Student Profiles

Andrew HartnettAndrew Hartnett

Physics
Class of 2008

A first-year graduate student at Princeton, Hartnett is pursuing a Ph.D. in physics. He laid the foundation for his current specialty, biophysics, through research he performed as an undergraduate in the honors program.

Many of my graduate school classmates went to high-powered schools, but few had the opportunities afforded to me by Notre Dame’s honors program and none look back on their undergraduate experience with the same excitement as I do as a Notre Dame alumnus. I think that it is truly special to find a program that provides unparalleled opportunities for intellectual growth within a community that values our development as well-rounded adults.

For many of us, Professor Neil Delaney was like a second advisor. That was an incredible resource. There was a deep trust in us as students—the program is built on the understanding that we are excited and motivated to do real research.As a result, the honors program was there to open doors and help us when we needed it but also stayed out of the way and gave us the flexibility to carve our own trail. I’m very appreciative of that.

That sort of flexibility has helped me realize my potential as a scientist. For example, the honors program paid for summer cancer treatment research at MIT that I did as an undergraduate. A professor there was willing to work with me, but he couldn’t pay me.

I was studying in Rome at the time and sent Professor Delaney an email explaining the situation, and the next thing I knew there was a check in the mail to pay for my summer housing. The opportunity to go work with world experts on a cutting-edge project that I was truly excited about completely changed my academic path.Beyond getting me into grad school and being the subject of my senior thesis, my summer research experience showed me that I could build a career using physics to impact medical care.
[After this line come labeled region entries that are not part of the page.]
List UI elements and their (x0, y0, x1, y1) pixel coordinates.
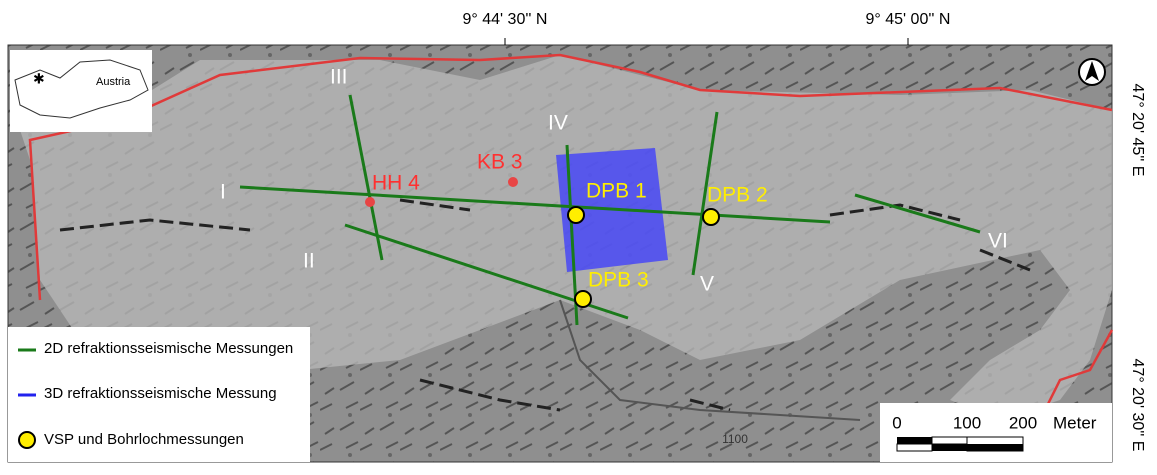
coordinate-label: 47° 20' 45'' E (1129, 84, 1146, 177)
site-point (365, 197, 375, 207)
scale-bar: 0 100 200 Meter (880, 403, 1112, 462)
site-label: HH 4 (372, 172, 420, 195)
scale-tick: 0 (892, 413, 901, 432)
borehole (575, 291, 591, 307)
site-point (508, 177, 518, 187)
north-arrow (1079, 59, 1105, 85)
scale-segment (897, 444, 932, 451)
inset-label: Austria (96, 76, 131, 88)
coordinate-label: 9° 45' 00'' N (866, 11, 951, 28)
page: 1100 I II III IV V VI HH 4 KB 3 DPB 1 DP… (0, 0, 1157, 470)
coordinate-label: 9° 44' 30'' N (463, 11, 548, 28)
legend-symbol (19, 432, 35, 448)
site-label: KB 3 (477, 151, 523, 174)
borehole-label: DPB 3 (588, 269, 649, 292)
profile-label: V (700, 273, 714, 296)
legend-text-box: 2D refraktionsseismische Messungen (44, 338, 294, 384)
map-figure: 1100 I II III IV V VI HH 4 KB 3 DPB 1 DP… (0, 0, 1157, 470)
inset-marker: ✱ (33, 71, 45, 87)
borehole-label: DPB 2 (707, 184, 768, 207)
legend-label: 3D refraktionsseismische Messung (44, 383, 294, 404)
legend-label: VSP und Bohrlochmessungen (44, 431, 244, 448)
scale-unit: Meter (1053, 413, 1097, 432)
coordinate-label: 47° 20' 30'' E (1129, 359, 1146, 452)
legend-text-box: 3D refraktionsseismische Messung (44, 383, 294, 429)
scale-segment (932, 444, 967, 451)
profile-label: VI (988, 230, 1008, 253)
legend-label: 2D refraktionsseismische Messungen (44, 338, 294, 359)
profile-label: IV (548, 112, 568, 135)
scale-tick: 100 (953, 413, 981, 432)
scale-segment (897, 437, 932, 444)
scale-segment (932, 437, 967, 444)
profile-label: I (220, 181, 226, 204)
borehole (568, 207, 584, 223)
borehole (703, 209, 719, 225)
scale-tick: 200 (1009, 413, 1037, 432)
scale-box (880, 403, 1112, 462)
inset-map: ✱ Austria (10, 50, 152, 132)
profile-label: II (303, 250, 315, 273)
profile-label: III (330, 66, 348, 89)
scale-segment (967, 444, 1023, 451)
legend: 2D refraktionsseismische Messungen 3D re… (8, 327, 310, 462)
borehole-label: DPB 1 (586, 180, 647, 203)
contour-label: 1100 (722, 432, 748, 446)
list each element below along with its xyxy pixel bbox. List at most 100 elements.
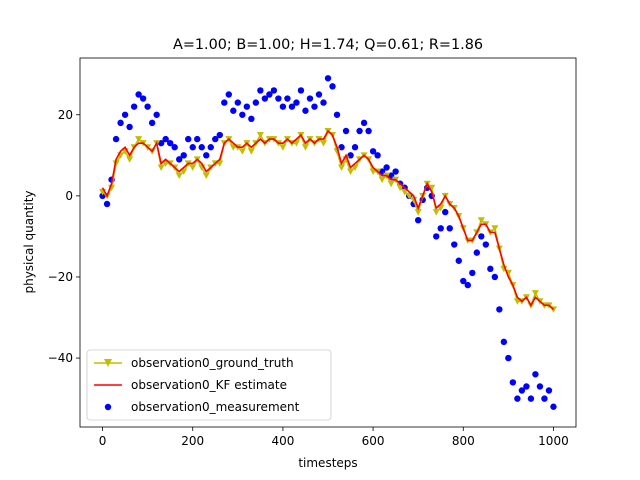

Conventional radiation therapy uses X-rays. You’re radiating a tremendous amount of healthy tissue, and you have some classes of patients—including young children and the elderly—who are more vulnerable to that type of treatment.

One of the emerging treatment technologies is called proton radiotherapy. You shoot protons, instead of electrons, at tumors. A team of physicists has designed a compact, superconducting accelerator that costs approximately $15 million—about a tenth of the price of previous systems. The whole idea is to make this type of treatment more widely available. My undergraduate research dealt specifically with the design of a channel to get protons out of the accelerator and to the patient.

Beyond this experience, the honors program provided me with a broad knowledge base that's been invaluable. In science, you have to get people excited in order to get funding. The ability to communicate extremely technical ideas to a general audience and to understand how you can connect your discipline with a wide variety of others—history, biology, and art, to name a few—is fantastic.